Single by Midnight Oil featuring Jessica Mauboy and Tasman Keith

from the album The Makarrata Project
- Released: 25 September 2020
- Recorded: 2019
- Length: 4:51
- Label: Sony Music Australia
- Songwriter(s): Robert Hirst, Tasman Keith
- Producer(s): Warne Livesey

Midnight Oil singles chronology
| "Gadigal Land" (2020) | "First Nation" (2020) | "Rising Seas" (2021) |

Jessica Mauboy singles chronology
| "Butterfly" (2020) | "First Nation" (2020) | "Glow" (2021) |

Tasman Keith singles chronology
| "64 Bars" (2020) | "First Nation" (2020) | "No Country" (2020) |

= First Nation (song) =

2020 single by Midnight Oil featuring Jessica Mauboy and Tasman Keith)

"First Nation" is a song by Australian rock band Midnight Oil featuring Jessica Mauboy and Tasman Keith. The song was released on 25 September 2020 as the second single from the band's twelfth studio album The Makarrata Project; a themed mini-album of collaborations with Indigenous artists.

At the 2021 ARIA Music Awards, the Robert Hambling directed video was nominated for Best Video.

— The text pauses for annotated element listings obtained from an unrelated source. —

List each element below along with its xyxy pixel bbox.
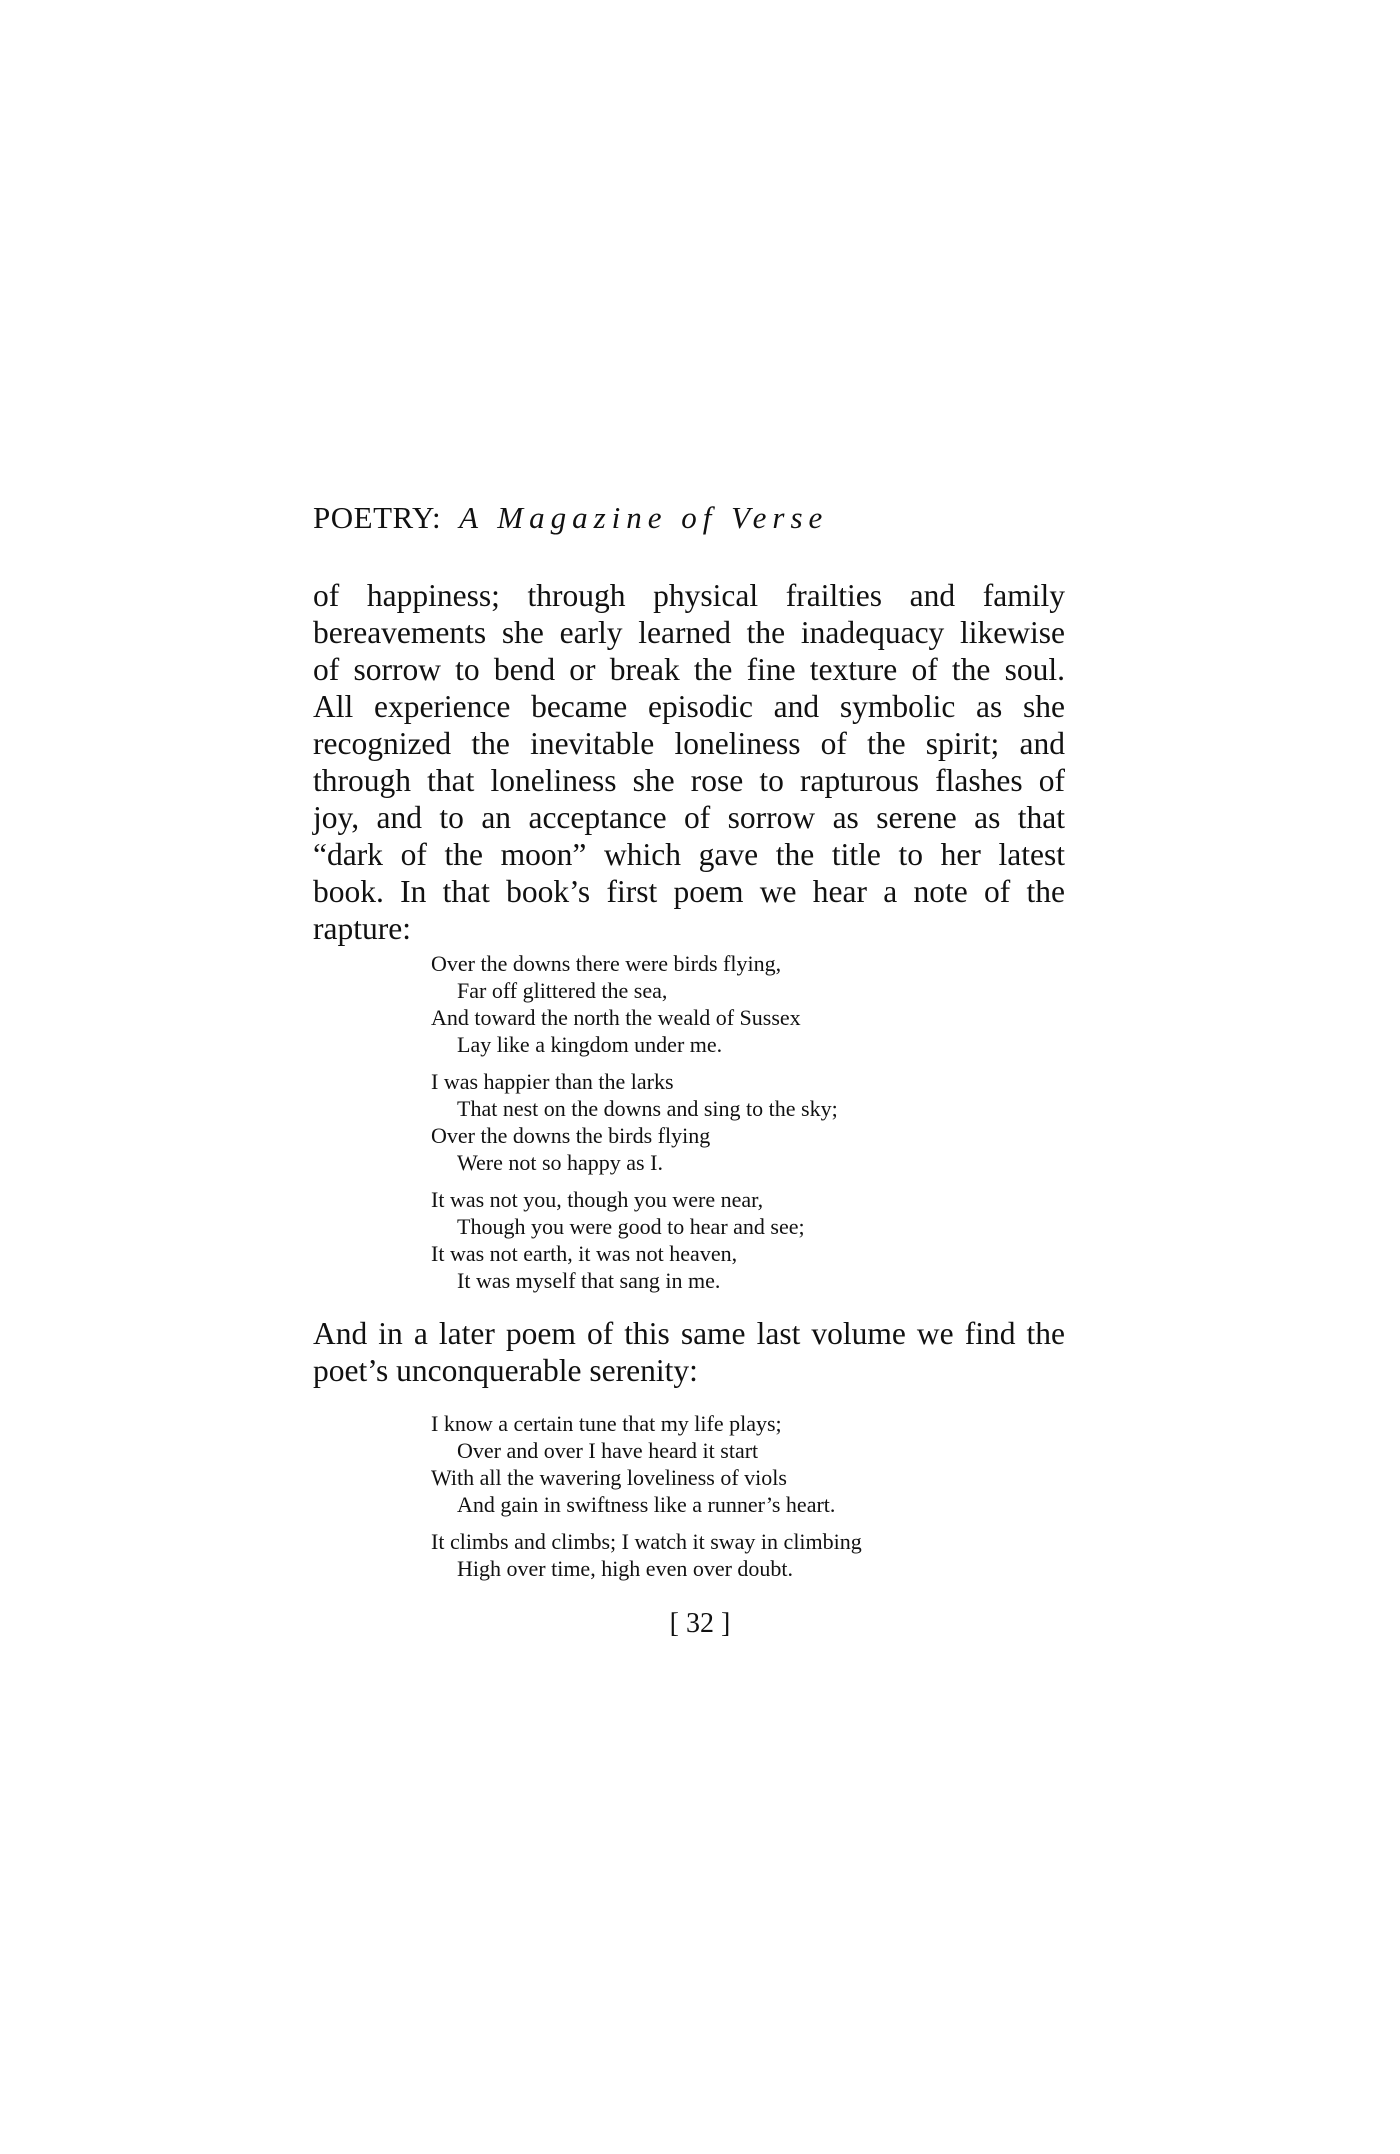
poem-quote-1: Over the downs there were birds flying, … bbox=[431, 950, 838, 1304]
poem-quote-2: I know a certain tune that my life plays… bbox=[431, 1410, 862, 1592]
journal-subtitle: A Magazine of Verse bbox=[459, 500, 828, 535]
poem-line: That nest on the downs and sing to the s… bbox=[431, 1095, 838, 1122]
poem-line: Far off glittered the sea, bbox=[431, 977, 838, 1004]
journal-name: POETRY: bbox=[313, 500, 441, 535]
poem-line: And toward the north the weald of Sussex bbox=[431, 1004, 838, 1031]
text-line: rapture: bbox=[313, 910, 1065, 947]
poem-line: High over time, high even over doubt. bbox=[431, 1555, 862, 1582]
page-number: [ 32 ] bbox=[0, 1608, 1400, 1640]
poem-line: Over the downs the birds flying bbox=[431, 1122, 838, 1149]
text-line: poet’s unconquerable serenity: bbox=[313, 1352, 1065, 1389]
text-line: And in a later poem of this same last vo… bbox=[313, 1315, 1065, 1352]
stanza: Over the downs there were birds flying, … bbox=[431, 950, 838, 1058]
poem-line: I know a certain tune that my life plays… bbox=[431, 1410, 862, 1437]
poem-line: Were not so happy as I. bbox=[431, 1149, 838, 1176]
stanza: It was not you, though you were near, Th… bbox=[431, 1186, 838, 1294]
text-line: bereavements she early learned the inade… bbox=[313, 614, 1065, 651]
text-line: “dark of the moon” which gave the title … bbox=[313, 836, 1065, 873]
poem-line: It climbs and climbs; I watch it sway in… bbox=[431, 1528, 862, 1555]
poem-line: I was happier than the larks bbox=[431, 1068, 838, 1095]
body-paragraph-1: of happiness; through physical frailties… bbox=[313, 577, 1065, 947]
text-line: All experience became episodic and symbo… bbox=[313, 688, 1065, 725]
poem-line: And gain in swiftness like a runner’s he… bbox=[431, 1491, 862, 1518]
text-line: through that loneliness she rose to rapt… bbox=[313, 762, 1065, 799]
poem-line: It was not you, though you were near, bbox=[431, 1186, 838, 1213]
document-page: POETRY:A Magazine of Verse of happiness;… bbox=[0, 0, 1400, 2154]
running-header: POETRY:A Magazine of Verse bbox=[313, 500, 828, 536]
poem-line: Though you were good to hear and see; bbox=[431, 1213, 838, 1240]
text-line: book. In that book’s first poem we hear … bbox=[313, 873, 1065, 910]
body-paragraph-2: And in a later poem of this same last vo… bbox=[313, 1315, 1065, 1389]
poem-line: Lay like a kingdom under me. bbox=[431, 1031, 838, 1058]
poem-line: Over and over I have heard it start bbox=[431, 1437, 862, 1464]
text-line: of happiness; through physical frailties… bbox=[313, 577, 1065, 614]
stanza: It climbs and climbs; I watch it sway in… bbox=[431, 1528, 862, 1582]
text-line: joy, and to an acceptance of sorrow as s… bbox=[313, 799, 1065, 836]
poem-line: With all the wavering loveliness of viol… bbox=[431, 1464, 862, 1491]
stanza: I know a certain tune that my life plays… bbox=[431, 1410, 862, 1518]
poem-line: It was not earth, it was not heaven, bbox=[431, 1240, 838, 1267]
poem-line: Over the downs there were birds flying, bbox=[431, 950, 838, 977]
text-line: recognized the inevitable loneliness of … bbox=[313, 725, 1065, 762]
stanza: I was happier than the larks That nest o… bbox=[431, 1068, 838, 1176]
poem-line: It was myself that sang in me. bbox=[431, 1267, 838, 1294]
text-line: of sorrow to bend or break the fine text… bbox=[313, 651, 1065, 688]
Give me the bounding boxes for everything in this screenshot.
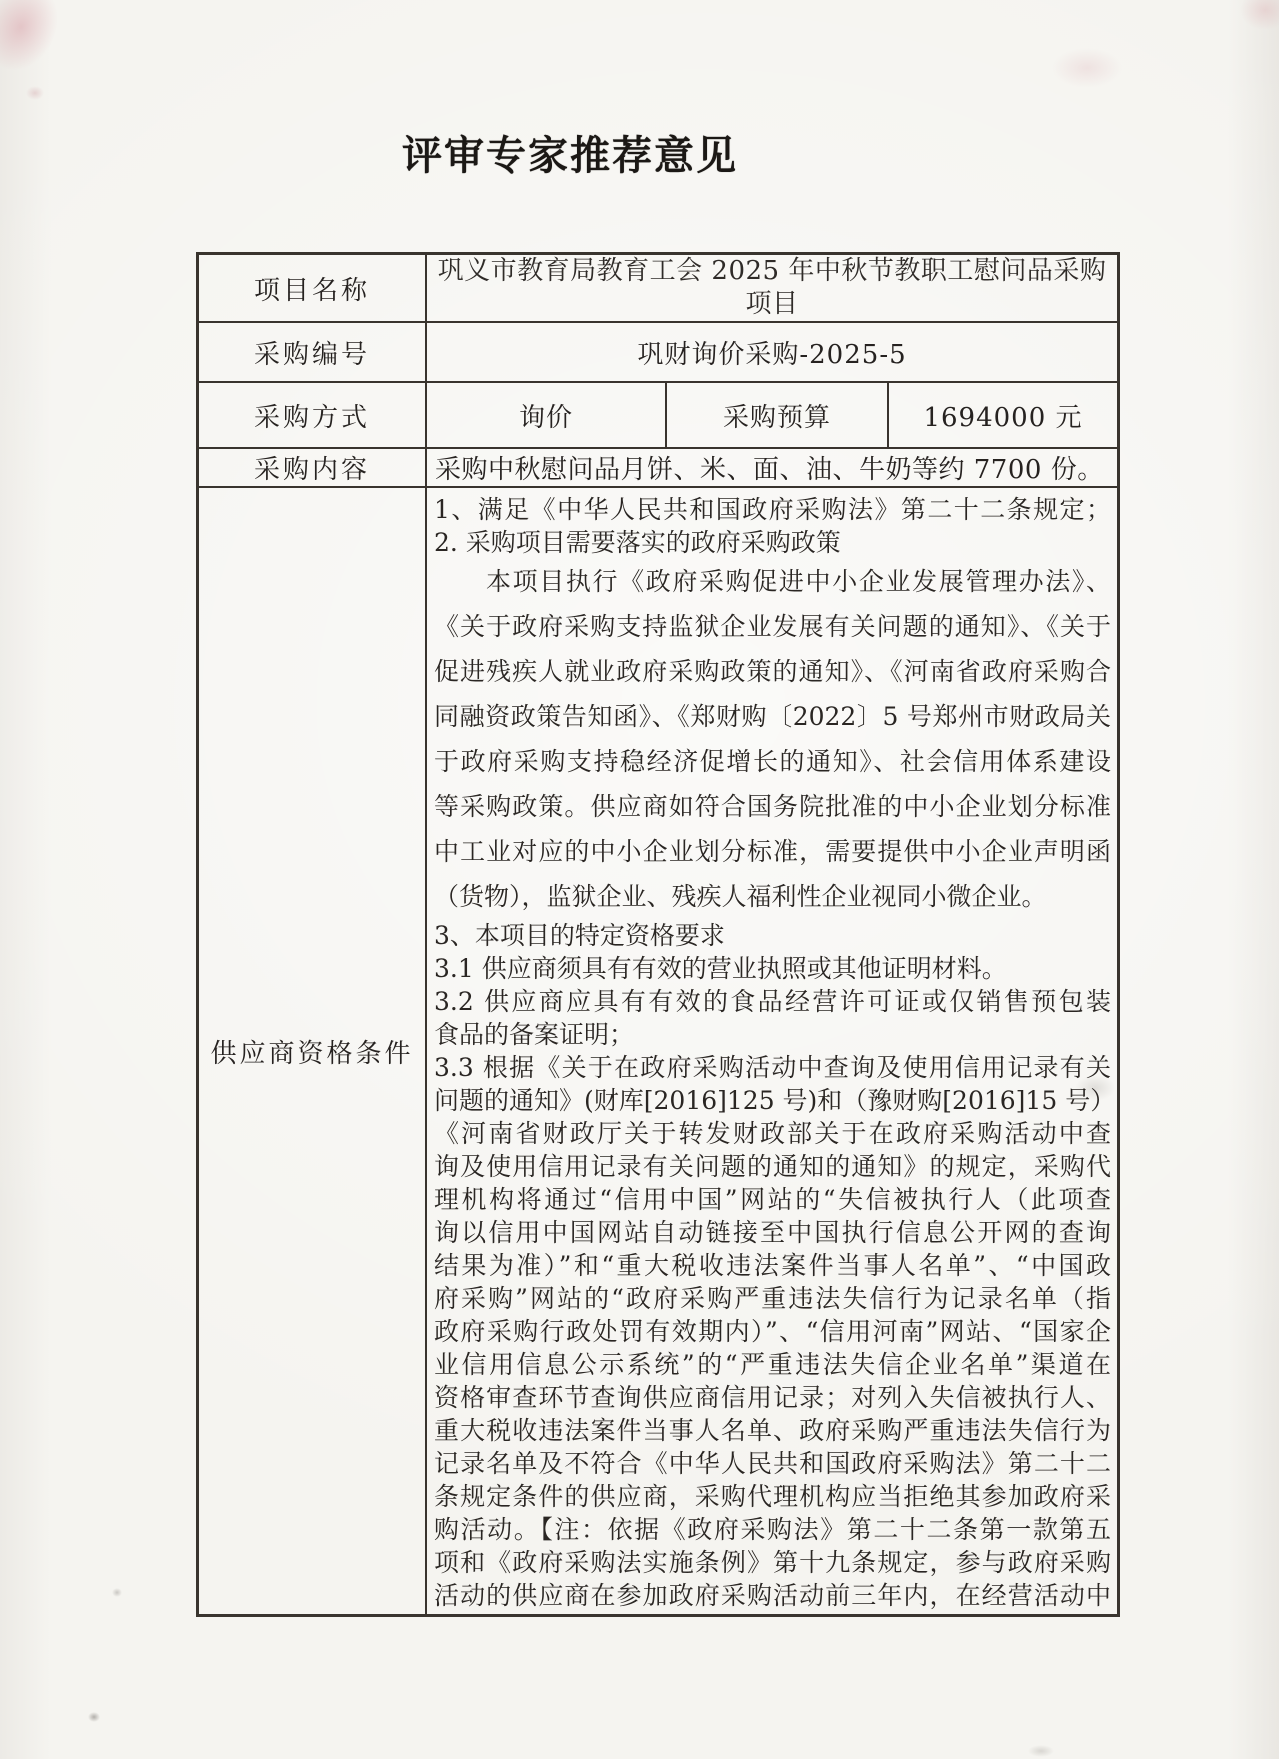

At the APRA Music Awards of 2022, the song was nominated for Song of the Year.

==Background and recording==
Tasman Keith said Midnight Oil contacted him and asking to contribute to the album, which Keith described as "a surreal moment". Keith said "the first song they had in mind for me, I wasn't sure about it, I couldn't see myself adding to it, so they played me a few other songs, when I heard 'First Nation', I knew it was the one." Keith felt connected to the song and wrote his own verse, putting his own touch on the tune, which made the final version. Keith said it was only once he was in the studio that someone told him that Jessica Mauboy was also contributing vocals to the song as well with Keith confessing "It was a while before I processed it all, I was too busy working to get star struck, but a few weeks later, it hit me, I have a song with Jess Mauboy and Midnight Oil."

Jessica Mauboy told National Indigenous Times she was "pinching herself the entire time they were recording", and she felt "a deep connection to the track". Mauboy said "This is such a signature for Midnight Oil. This is their identity. The lyrics are so proper true, tears started rolling out my eyes when I heard it and I looked at Peter and he started crying. It was the first time falling in love with it … when I got an MP3 file I was playing it non-stop."

==Live performances==
The group performed the song on The Sound on 1 November 2020.

==Critical reception==
In an album review, Bernard Zuel from The Guardian described the song as having "tense-but-rhythmic groove" and believed it echoed their 1987 single "Put Down That Weapon".

Also in an album review, Timothy Monger from AllMusic said "The powerful opener (First Nation) weaves its collaborators seamlessly into Midnight Oil's wiry guitar attack with pop singer Jessica Mauboy and rapper Tasman Keith adding some youthful fire into the mix."